Müsilaj, deniz suyuna giren ışığı azaltıyor
Marmara denizinde müsilajın birinci sefer 2007 yılının Eylül-Ekim aylarında gözlemlendiğini vurgulayan Özdemir, “Şu an Marmara Denizinde yaşandığı üzere ağır ve kalıcı olması doğal değil. Bunun insan kaynaklı birçok sebepleri var. İki yıl evvel ziyaret ettiğim Maldiv Adalarında mercan resiflerinin kararması ve ölmesi olayını şahsen gördüm. Mercanlar canlı varlıklar. Lakin okyanusların kirlenmesiyle onlar da ölmeye başlamış. Başta Avusturalya olmak üzere birçok bölgede 50 yıl öncesine nazaran birçok mercan resifleri yok olmuş. En büyük sebebi ise okyanus ekolojisini dikkate almayan, insan kaynaklı faaliyetler olduğunu bilim insanları söylüyor. Deniz salyasının ortaya çıkışına baktığımızda sanayi ve konut atıklarının hiçbir filtreleme yapmadan yahut gereğince filtrelemeden denize boşaltımının en değerli etkenler olarak önümüze çıkıyor. Buna bilinçsiz kullanılan tarım ilaçlarının yağmur ve seller ile denize karışmasını da ekleyebiliriz. Denizde oluşan müsilaj, deniz suyuna giren ışığı azaltıyor. Fotosentezin engellenmesi ile deniz ekolojisinde zincirleme problemler ortaya çıkıyor. Çok hassas dengelerden oluşan deniz ekolojisinin ani ve ağır gelişen müsilaja bağlı olarak denizde yaşayan canlıların mevti kaçınılmaz oluyor. Dahası ekosistemin dirençliliği yâni kendini yenileme kapasitesinde düşüş meydana geliyor ve önemli formda ziyan görüyor. Bunun da yakın ve uzun vâdeli sonuçları olacak.” halinde vurgu yaptı.

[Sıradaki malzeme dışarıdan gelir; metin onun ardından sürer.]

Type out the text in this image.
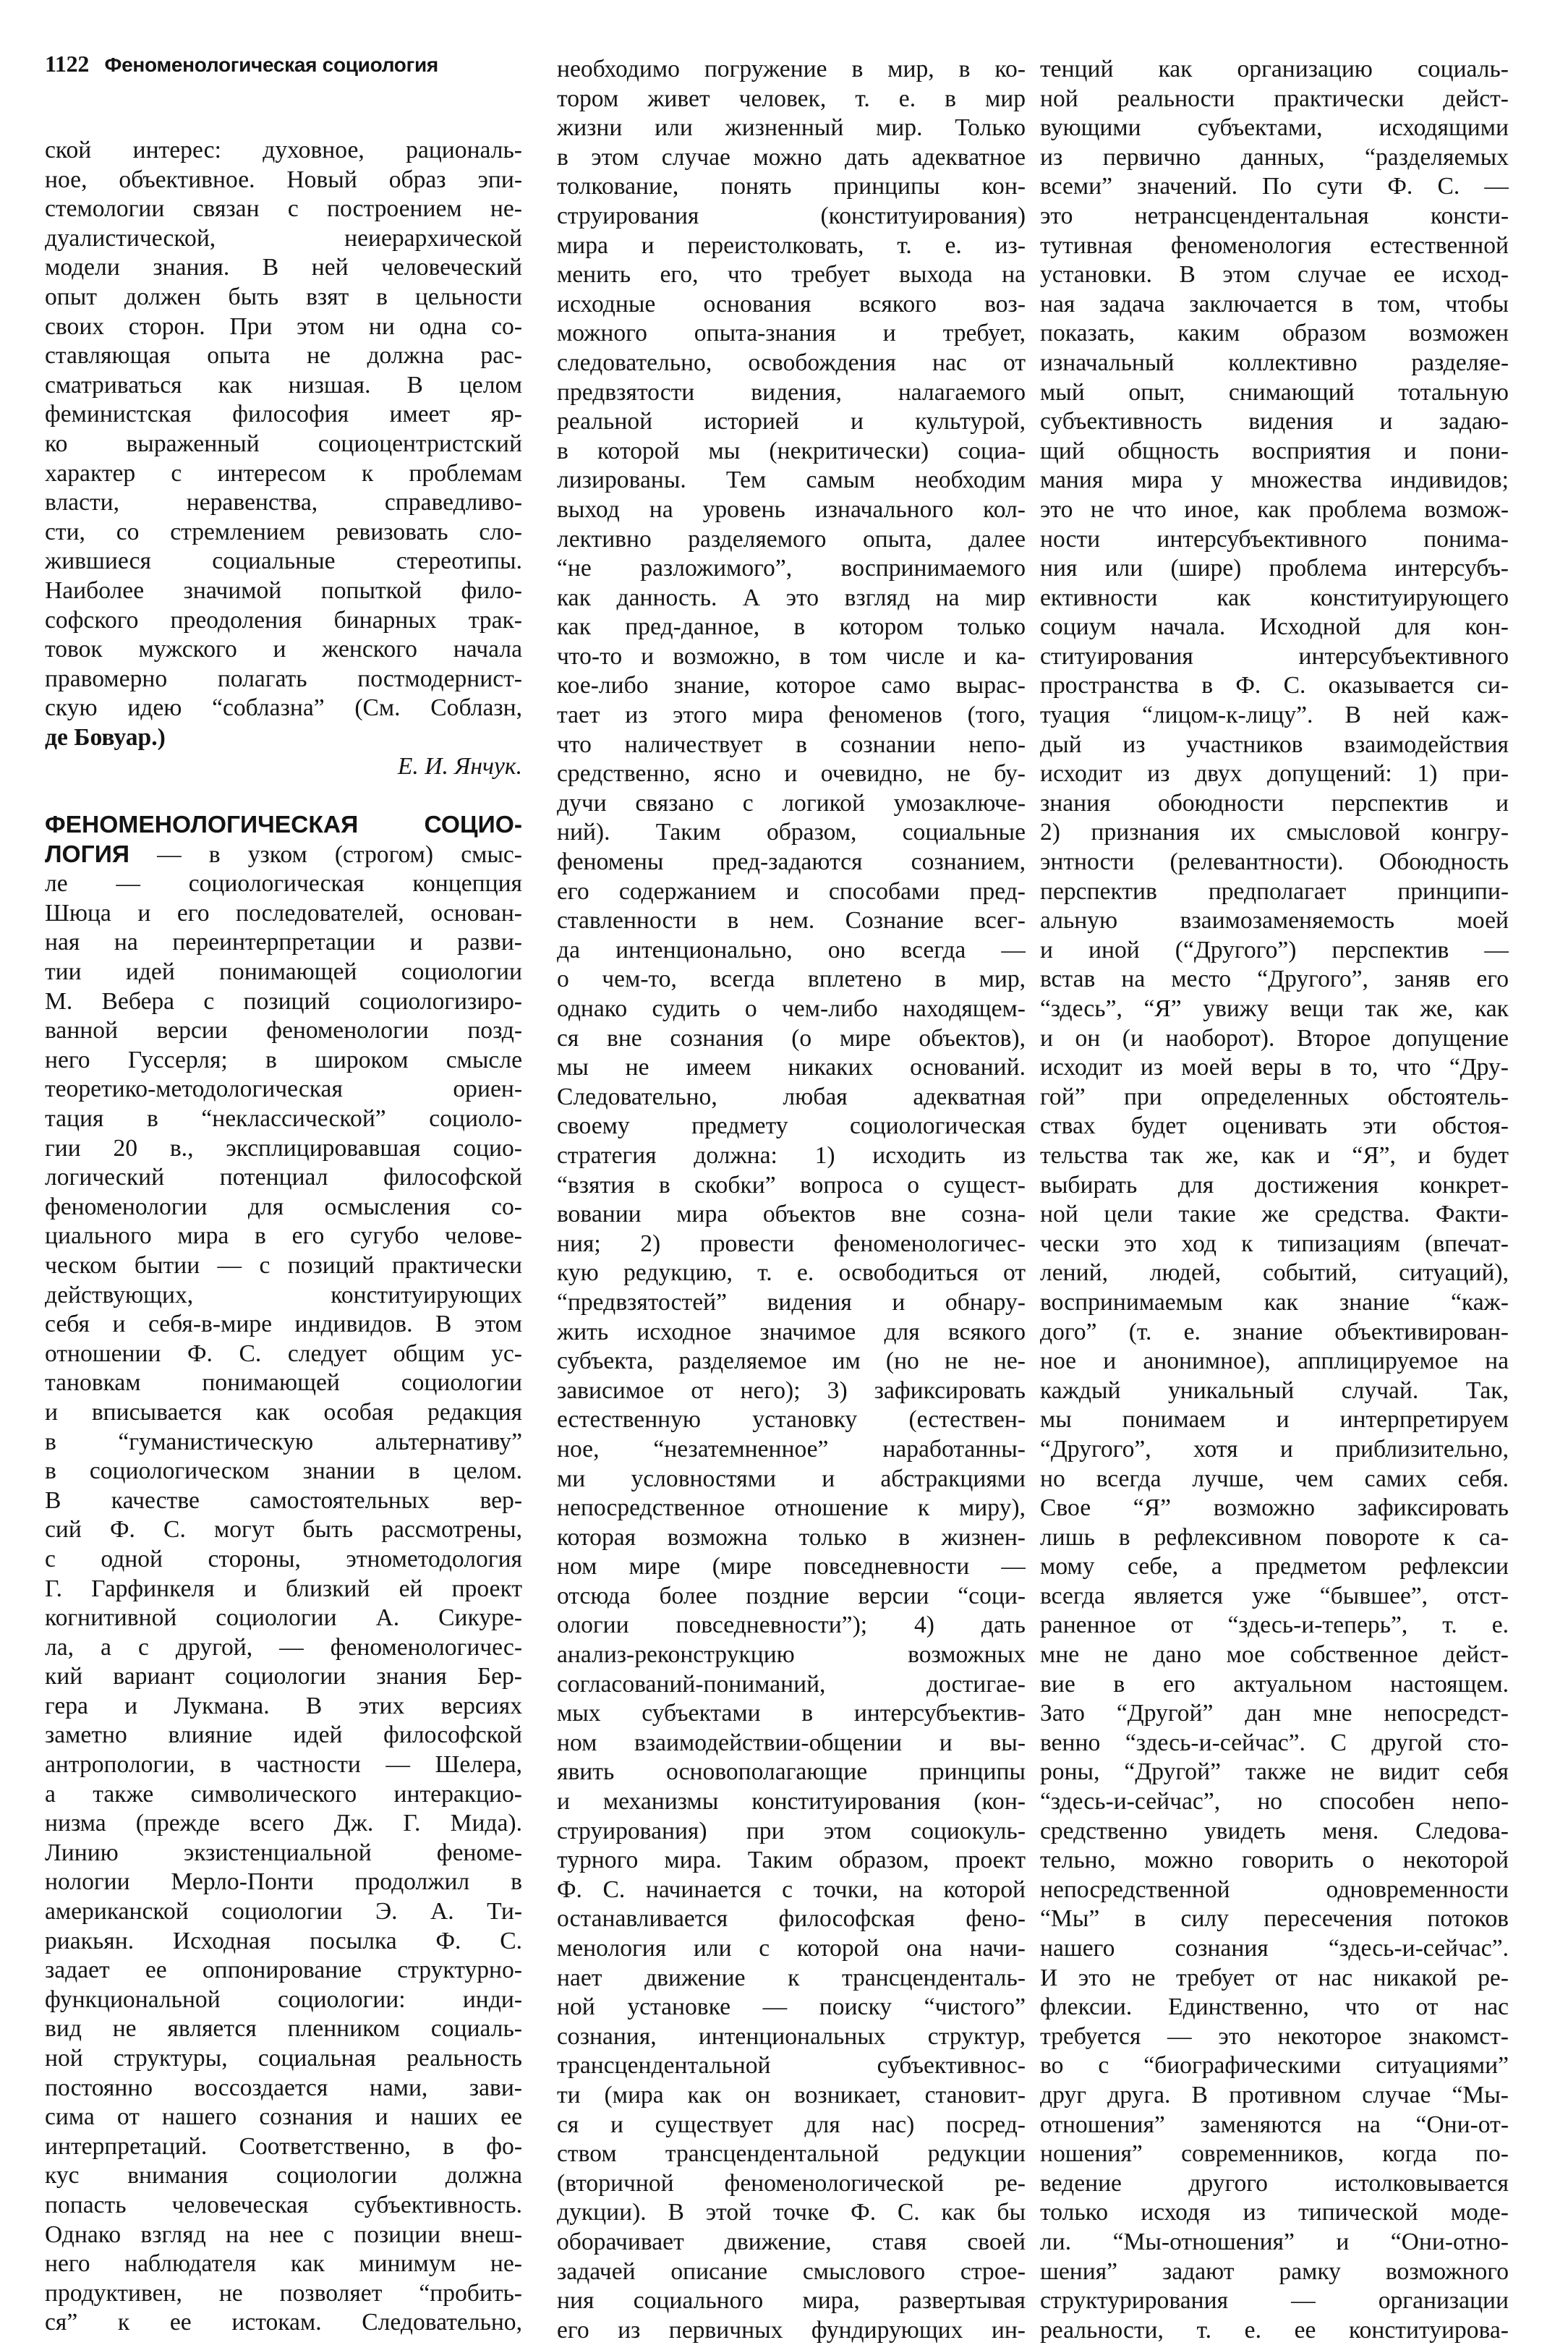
1122 Феноменологическая социология
ской интерес: духовное, рациональ-
ное, объективное. Новый образ эпи-
стемологии связан с построением не-
дуалистической, неиерархической
модели знания. В ней человеческий
опыт должен быть взят в цельности
своих сторон. При этом ни одна со-
ставляющая опыта не должна рас-
сматриваться как низшая. В целом
феминистская философия имеет яр-
ко выраженный социоцентристский
характер с интересом к проблемам
власти, неравенства, справедливо-
сти, со стремлением ревизовать сло-
жившиеся социальные стереотипы.
Наиболее значимой попыткой фило-
софского преодоления бинарных трак-
товок мужского и женского начала
правомерно полагать постмодернист-
скую идею “соблазна” (См. Соблазн,
де Бовуар.)
Е. И. Янчук.
ФЕНОМЕНОЛОГИЧЕСКАЯ СОЦИО-
ЛОГИЯ — в узком (строгом) смыс-
ле — социологическая концепция
Шюца и его последователей, основан-
ная на переинтерпретации и разви-
тии идей понимающей социологии
М. Вебера с позиций социологизиро-
ванной версии феноменологии позд-
него Гуссерля; в широком смысле
теоретико-методологическая ориен-
тация в “неклассической” социоло-
гии 20 в., эксплицировавшая социо-
логический потенциал философской
феноменологии для осмысления со-
циального мира в его сугубо челове-
ческом бытии — с позиций практически
действующих, конституирующих
себя и себя-в-мире индивидов. В этом
отношении Ф. С. следует общим ус-
тановкам понимающей социологии
и вписывается как особая редакция
в “гуманистическую альтернативу”
в социологическом знании в целом.
В качестве самостоятельных вер-
сий Ф. С. могут быть рассмотрены,
с одной стороны, этнометодология
Г. Гарфинкеля и близкий ей проект
когнитивной социологии А. Сикуре-
ла, а с другой, — феноменологичес-
кий вариант социологии знания Бер-
гера и Лукмана. В этих версиях
заметно влияние идей философской
антропологии, в частности — Шелера,
а также символического интеракцио-
низма (прежде всего Дж. Г. Мида).
Линию экзистенциальной феноме-
нологии Мерло-Понти продолжил в
американской социологии Э. А. Ти-
риакьян. Исходная посылка Ф. С.
задает ее оппонирование структурно-
функциональной социологии: инди-
вид не является пленником социаль-
ной структуры, социальная реальность
постоянно воссоздается нами, зави-
сима от нашего сознания и наших ее
интерпретаций. Соответственно, в фо-
кус внимания социологии должна
попасть человеческая субъективность.
Однако взгляд на нее с позиции внеш-
него наблюдателя как минимум не-
продуктивен, не позволяет “пробить-
ся” к ее истокам. Следовательно,
необходимо погружение в мир, в ко-
тором живет человек, т. е. в мир
жизни или жизненный мир. Только
в этом случае можно дать адекватное
толкование, понять принципы кон-
струирования (конституирования)
мира и переистолковать, т. е. из-
менить его, что требует выхода на
исходные основания всякого воз-
можного опыта-знания и требует,
следовательно, освобождения нас от
предвзятости видения, налагаемого
реальной историей и культурой,
в которой мы (некритически) социа-
лизированы. Тем самым необходим
выход на уровень изначального кол-
лективно разделяемого опыта, далее
“не разложимого”, воспринимаемого
как данность. А это взгляд на мир
как пред-данное, в котором только
что-то и возможно, в том числе и ка-
кое-либо знание, которое само вырас-
тает из этого мира феноменов (того,
что наличествует в сознании непо-
средственно, ясно и очевидно, не бу-
дучи связано с логикой умозаключе-
ний). Таким образом, социальные
феномены пред-задаются сознанием,
его содержанием и способами пред-
ставленности в нем. Сознание всег-
да интенционально, оно всегда —
о чем-то, всегда вплетено в мир,
однако судить о чем-либо находящем-
ся вне сознания (о мире объектов),
мы не имеем никаких оснований.
Следовательно, любая адекватная
своему предмету социологическая
стратегия должна: 1) исходить из
“взятия в скобки” вопроса о сущест-
вовании мира объектов вне созна-
ния; 2) провести феноменологичес-
кую редукцию, т. е. освободиться от
“предвзятостей” видения и обнару-
жить исходное значимое для всякого
субъекта, разделяемое им (но не не-
зависимое от него); 3) зафиксировать
естественную установку (естествен-
ное, “незатемненное” наработанны-
ми условностями и абстракциями
непосредственное отношение к миру),
которая возможна только в жизнен-
ном мире (мире повседневности —
отсюда более поздние версии “соци-
ологии повседневности”); 4) дать
анализ-реконструкцию возможных
согласований-пониманий, достигае-
мых субъектами в интерсубъектив-
ном взаимодействии-общении и вы-
явить основополагающие принципы
и механизмы конституирования (кон-
струирования) при этом социокуль-
турного мира. Таким образом, проект
Ф. С. начинается с точки, на которой
останавливается философская фено-
менология или с которой она начи-
нает движение к трансценденталь-
ной установке — поиску “чистого”
сознания, интенциональных структур,
трансцендентальной субъективнос-
ти (мира как он возникает, становит-
ся и существует для нас) посред-
ством трансцендентальной редукции
(вторичной феноменологической ре-
дукции). В этой точке Ф. С. как бы
оборачивает движение, ставя своей
задачей описание смыслового строе-
ния социального мира, развертывая
его из первичных фундирующих ин-
тенций как организацию социаль-
ной реальности практически дейст-
вующими субъектами, исходящими
из первично данных, “разделяемых
всеми” значений. По сути Ф. С. —
это нетрансцендентальная консти-
тутивная феноменология естественной
установки. В этом случае ее исход-
ная задача заключается в том, чтобы
показать, каким образом возможен
изначальный коллективно разделяе-
мый опыт, снимающий тотальную
субъективность видения и задаю-
щий общность восприятия и пони-
мания мира у множества индивидов;
это не что иное, как проблема возмож-
ности интерсубъективного понима-
ния или (шире) проблема интерсубъ-
ективности как конституирующего
социум начала. Исходной для кон-
ституирования интерсубъективного
пространства в Ф. С. оказывается си-
туация “лицом-к-лицу”. В ней каж-
дый из участников взаимодействия
исходит из двух допущений: 1) при-
знания обоюдности перспектив и
2) признания их смысловой конгру-
энтности (релевантности). Обоюдность
перспектив предполагает принципи-
альную взаимозаменяемость моей
и иной (“Другого”) перспектив —
встав на место “Другого”, заняв его
“здесь”, “Я” увижу вещи так же, как
и он (и наоборот). Второе допущение
исходит из моей веры в то, что “Дру-
гой” при определенных обстоятель-
ствах будет оценивать эти обстоя-
тельства так же, как и “Я”, и будет
выбирать для достижения конкрет-
ной цели такие же средства. Факти-
чески это ход к типизациям (впечат-
лений, людей, событий, ситуаций),
воспринимаемым как знание “каж-
дого” (т. е. знание объективирован-
ное и анонимное), апплицируемое на
каждый уникальный случай. Так,
мы понимаем и интерпретируем
“Другого”, хотя и приблизительно,
но всегда лучше, чем самих себя.
Свое “Я” возможно зафиксировать
лишь в рефлексивном повороте к са-
мому себе, а предметом рефлексии
всегда является уже “бывшее”, отст-
раненное от “здесь-и-теперь”, т. е.
мне не дано мое собственное дейст-
вие в его актуальном настоящем.
Зато “Другой” дан мне непосредст-
венно “здесь-и-сейчас”. С другой сто-
роны, “Другой” также не видит себя
“здесь-и-сейчас”, но способен непо-
средственно увидеть меня. Следова-
тельно, можно говорить о некоторой
непосредственной одновременности
“Мы” в силу пересечения потоков
нашего сознания “здесь-и-сейчас”.
И это не требует от нас никакой ре-
флексии. Единственно, что от нас
требуется — это некоторое знакомст-
во с “биографическими ситуациями”
друг друга. В противном случае “Мы-
отношения” заменяются на “Они-от-
ношения” современников, когда по-
ведение другого истолковывается
только исходя из типической моде-
ли. “Мы-отношения” и “Они-отно-
шения” задают рамку возможного
структурирования — организации
реальности, т. е. ее конституирова-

Sevgi temelli bir çevreciliğe gereksinimimiz var
İnsan-doğa ilgisinin başlamasıyla, doğayı etkilediğimizin bir gerçek olduğunu belirten Özdemir; “Sanayi öncesi toplumlarda tabiat insanın kendisine verdiği bu tahribatı tâmir edebiliyordu. Asıl problem tabiatın kendini tamir edemeyeceği ölçüde sanayi ve kimyevî atıkların tabiata boşatılmasıyla başladı. Meselâ bir plastik, bin yıl da geçse çürümüyor ve tabiata ziyan vermeye devam ediyor. Geldiğimiz noktada öncelikle hayat şeklimizi ve tüketim alışkanlıklarımızı tekrar gözden geçirebilirsek; mütevazı olabilirsek tabiata ve etrafa verdiğimiz ziyanları da azaltabiliriz. Bilinçsiz tüketim odaklı hayat biçimimizden taviz vermeden bu sorunu çözmemiz mümkün değil. Nasıl ki pandemi ile çaba için kimi alışkanlıklarımızdan fedakârlık yaptık; konutumuza hapsolduk, maske taktık, fizikî araya uyduk ve aşı olduk. Motamot bunu üzere öncelikle tabiata büyük bir hürmet ve sevgiyle yaklaşmalıyız. İnsan sevdiği şeyleri korur. Dereleri, denizleri, okyanusları, harika dağları, derin vadileri ve engin ovaları ve içindeki binlerce çeşit bitki ve hayvan çeşitliliğini sevmeden çevreyi korumak mümkün mü? Her şeyin temeli sevgi ve aşk. Sevgi temelli bir çevreciliğe muhtaçlığımız var.” halinde konuştu.